Access to the FLUX1-dev model is gated, so you first have to accept their terms. Log into your Hugging Face account (or create one) and accept their terms: FLUX1-dev repository
Next, generate a Hugging Face API token on your account and log in:
!huggingface-cli login --token hf_XXXXTOKENXXXX
On the first cell of the train-flux.ipynb
you would need to define:
- INPUT_FOLDER: where your images and captions are stored),
- OUTPUT_FOLDER: where to store results like samples and weights,
- TRIGGER_WORD: the name/word for the object or subject you are finetuning on.
and a few other training parameters upon which you can play on, like after how many steps you would like to save the weights or produce sample images to measure progress. For your first time I would leave them as is, and adjust on subsequent training runs if you feel the need for it.
That's what the second cell of the notebook is doing. You can dig deeper into each parameter, my advice is that if you are training with limited VRAM, that you leave uncommented the low_vram
parameter. If you have VRAM to spare, comment it so the training takes much less time.
Finally, run the training job using the last cell of the notebook. The actual training time will vary depending on how many images you used, your GPU VRAM, how many steps you defined, etc. In my case, using 24GB VRAM and low_vram
mode, it took around 4:30 hs to run 2250 training epochs.

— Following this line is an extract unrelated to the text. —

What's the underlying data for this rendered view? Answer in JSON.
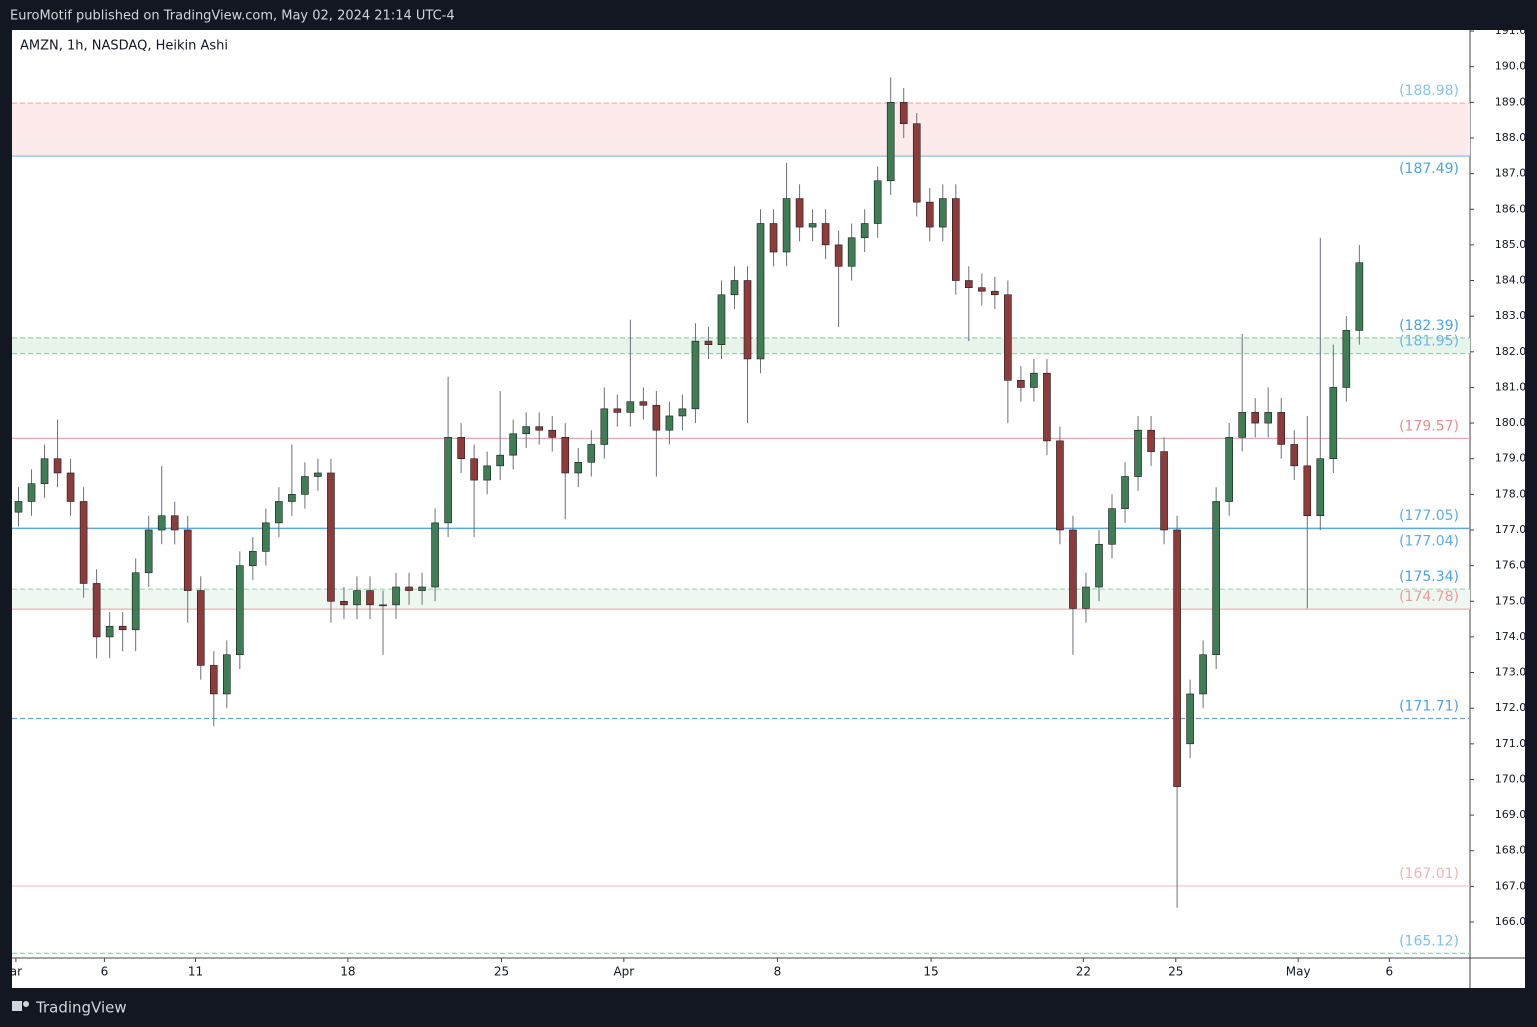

Finally, you can use the flux-lora-img-gen-results.ipynb
notebook to use your fine-tuned model and generate cool images with it. There are several parameters to consider when running the inference:
- prompt and negative prompt: the actual textual description of the image you want to generate. Apparently Flux relies on plain text prompts, different to Stable diffusion which had a bunch of flags and parameters. For inspiration you could visit PromptHero, even though I found it to be quite biased towards suggestive images 😒. Also, I left a couple interesting prompts on the inference notebook.
- num_inference_steps: how many inference passes the model does before returning the image. You would have to find a number that gives you the best number, I found that between 20 and 40 I had the best results.
- width
- height
Bojan Jakimovski shared with me this other repository for fine-tuning Flux that looks even easier FluxGym. I believe is from the guy that made the AI-Browser Pinokio. If anyone tries it out, please let me know and we could add your experience to this repo.